Another feature of Fiber-seq is single-molecule resolution. This method is able to map the primary chromatin architecture of individual DNA fibers rather than an average of large chromatin fiber populations needed for other methods.

In summary, Fiber-seq has:

- Resolution: nucleotide resolution of individual chromatin fibers
- Read length: average 10 - 15 kilobases
- Data layers: genome sequence, endogenous methylation marks, exogenous m6A marks

By integrating non-destructive enzymatic labeling with high-fidelity long-read sequencing, Fiber-seq provides a multi-layered and continuous map of the genome that resolves individual chromatin architectures.

== Limitations ==
One limitation of Fiber-seq is that while it is able to observe regions of protein binding, it is unable to identify which proteins bound the DNA at that region.

Since the method uses an m6A methyltransferase, there may also be a labelling bias as accessibility can only be mapped where adenine residues are present. In regions with extremely low adenine content, resolution may be reduced.

As well, due to Fiber-seq's reliance on amplification-free long-read sequencing, the assay requires a significant amount of input material. Along with the fact that Fiber-seq does not provide single-cell resolution, Fiber-seq is limited for studies using rare cell types.

== Applications ==
=== Transcription factor footprinting ===
Fiber-seq can detect where transcription factors are bound to DNA, shielding the region from methylation. This allows for the investigation of the effect of specific TF binding and long-range chromatin interactions to study how transient TF binding impacts regulatory DNA accessibility. For example, Grasberger et al. utilized Fiber-seq to study thyroid specimens from participants with resistance to thyrotropin, and revealed that mutated short tandem repeats was associated with an increase in TF footprinting at a thyroid-specific enhancer cluster.

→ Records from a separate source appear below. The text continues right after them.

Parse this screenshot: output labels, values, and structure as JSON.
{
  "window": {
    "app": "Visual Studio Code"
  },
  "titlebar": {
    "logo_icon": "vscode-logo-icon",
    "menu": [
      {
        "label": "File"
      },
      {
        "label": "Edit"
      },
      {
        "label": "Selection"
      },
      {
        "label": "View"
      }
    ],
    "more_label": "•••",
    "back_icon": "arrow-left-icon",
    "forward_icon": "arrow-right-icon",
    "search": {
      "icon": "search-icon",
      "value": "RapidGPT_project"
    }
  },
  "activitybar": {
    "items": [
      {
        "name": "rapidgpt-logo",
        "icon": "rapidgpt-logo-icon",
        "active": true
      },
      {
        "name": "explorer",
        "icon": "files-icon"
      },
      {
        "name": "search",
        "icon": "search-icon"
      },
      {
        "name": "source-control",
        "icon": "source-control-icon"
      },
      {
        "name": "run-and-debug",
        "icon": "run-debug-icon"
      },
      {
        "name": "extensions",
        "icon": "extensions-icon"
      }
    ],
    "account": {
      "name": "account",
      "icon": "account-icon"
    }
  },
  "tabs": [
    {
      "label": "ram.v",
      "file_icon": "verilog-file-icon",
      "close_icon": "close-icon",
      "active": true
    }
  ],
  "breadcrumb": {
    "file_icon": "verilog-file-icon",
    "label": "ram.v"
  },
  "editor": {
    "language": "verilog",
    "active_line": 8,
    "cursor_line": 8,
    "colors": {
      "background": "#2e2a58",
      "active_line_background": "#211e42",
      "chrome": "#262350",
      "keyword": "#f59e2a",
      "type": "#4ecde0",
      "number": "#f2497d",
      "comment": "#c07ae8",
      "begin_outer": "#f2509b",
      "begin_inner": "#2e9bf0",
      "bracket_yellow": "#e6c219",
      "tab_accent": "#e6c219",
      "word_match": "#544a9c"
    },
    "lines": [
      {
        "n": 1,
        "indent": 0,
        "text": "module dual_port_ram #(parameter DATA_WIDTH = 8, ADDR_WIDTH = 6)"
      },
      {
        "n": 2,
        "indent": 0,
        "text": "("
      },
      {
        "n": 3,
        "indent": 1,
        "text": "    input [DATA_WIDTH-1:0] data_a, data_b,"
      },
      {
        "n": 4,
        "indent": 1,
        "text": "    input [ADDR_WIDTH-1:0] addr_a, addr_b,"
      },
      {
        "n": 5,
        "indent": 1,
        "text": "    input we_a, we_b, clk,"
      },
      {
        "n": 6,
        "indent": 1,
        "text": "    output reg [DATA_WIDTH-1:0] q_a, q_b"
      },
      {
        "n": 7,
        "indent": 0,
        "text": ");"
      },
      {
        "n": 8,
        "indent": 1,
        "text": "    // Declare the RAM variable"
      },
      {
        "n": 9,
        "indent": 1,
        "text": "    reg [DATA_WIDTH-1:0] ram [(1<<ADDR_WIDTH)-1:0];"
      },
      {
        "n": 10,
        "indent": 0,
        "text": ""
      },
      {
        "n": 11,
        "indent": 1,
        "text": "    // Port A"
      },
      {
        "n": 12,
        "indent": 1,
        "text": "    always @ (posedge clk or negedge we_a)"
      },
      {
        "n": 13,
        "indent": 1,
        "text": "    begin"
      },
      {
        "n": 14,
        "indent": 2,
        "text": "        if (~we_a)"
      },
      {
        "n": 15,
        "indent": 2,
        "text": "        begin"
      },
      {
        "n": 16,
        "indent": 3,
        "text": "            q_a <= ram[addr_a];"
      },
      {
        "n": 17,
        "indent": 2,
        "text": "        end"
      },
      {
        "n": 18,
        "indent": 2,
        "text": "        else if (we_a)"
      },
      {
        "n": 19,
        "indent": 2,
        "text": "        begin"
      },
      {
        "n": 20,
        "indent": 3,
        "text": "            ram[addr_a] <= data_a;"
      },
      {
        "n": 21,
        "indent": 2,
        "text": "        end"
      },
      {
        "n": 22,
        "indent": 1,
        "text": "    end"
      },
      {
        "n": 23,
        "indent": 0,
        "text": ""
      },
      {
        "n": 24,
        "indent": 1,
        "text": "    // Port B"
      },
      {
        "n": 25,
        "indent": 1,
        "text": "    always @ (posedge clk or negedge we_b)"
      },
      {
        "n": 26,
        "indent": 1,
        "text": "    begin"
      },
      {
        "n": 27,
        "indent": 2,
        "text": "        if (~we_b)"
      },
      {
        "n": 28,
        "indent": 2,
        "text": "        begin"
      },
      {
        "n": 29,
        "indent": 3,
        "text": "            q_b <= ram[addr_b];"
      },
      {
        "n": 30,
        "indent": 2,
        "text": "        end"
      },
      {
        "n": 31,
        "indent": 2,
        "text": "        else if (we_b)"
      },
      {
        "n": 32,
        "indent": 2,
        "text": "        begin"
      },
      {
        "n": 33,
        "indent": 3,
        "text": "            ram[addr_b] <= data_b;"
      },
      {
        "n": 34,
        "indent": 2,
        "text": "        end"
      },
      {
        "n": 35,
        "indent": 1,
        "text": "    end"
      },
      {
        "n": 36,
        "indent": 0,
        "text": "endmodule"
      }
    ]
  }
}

=== Chromatin mapping of complex tissues ===
In complex tissues, other chromatin mapping methods like DNase-seq and ATAC-seq have cleavage biases, decreased resolution, and overestimated size calculation of nucleosome-depleted sequences.  To overcome these challenges, Peter et al. applied Fiber-seq in sequencing neuronal and non-neuronal cells from human brain tissue to identify 20,000 accessible chromatin regions that could not be mapped using short-read epigenomic sequencing."Fiber-seq allows resolution of individual nucleosomes (147 bp) and internucleosomal linker DNA on the single chromatin fibers, which enabled us to confirm principles of nucleosomal organization hitherto elusive to assess in complex tissues and established only in simple eukaryotes and cells in culture."

=== Chromatin mapping of highly repetitive sequences ===
By using long-read sequencing, Fiber-seq has improved accuracy in mapping repetitive genomic regions. In studies on the maize genome, researchers using Fiber-seq were able to identify and map a significantly greater number of repetitive transposable elements (TEs) compared to ATAC-seq. In another study on centromeres, which are flanked by highly repetitive regions, Dubocanin et al. were able to use Fiber-seq to identify chromatin architectures within centromeres at single-molecule and near-single-nucleotide resolution.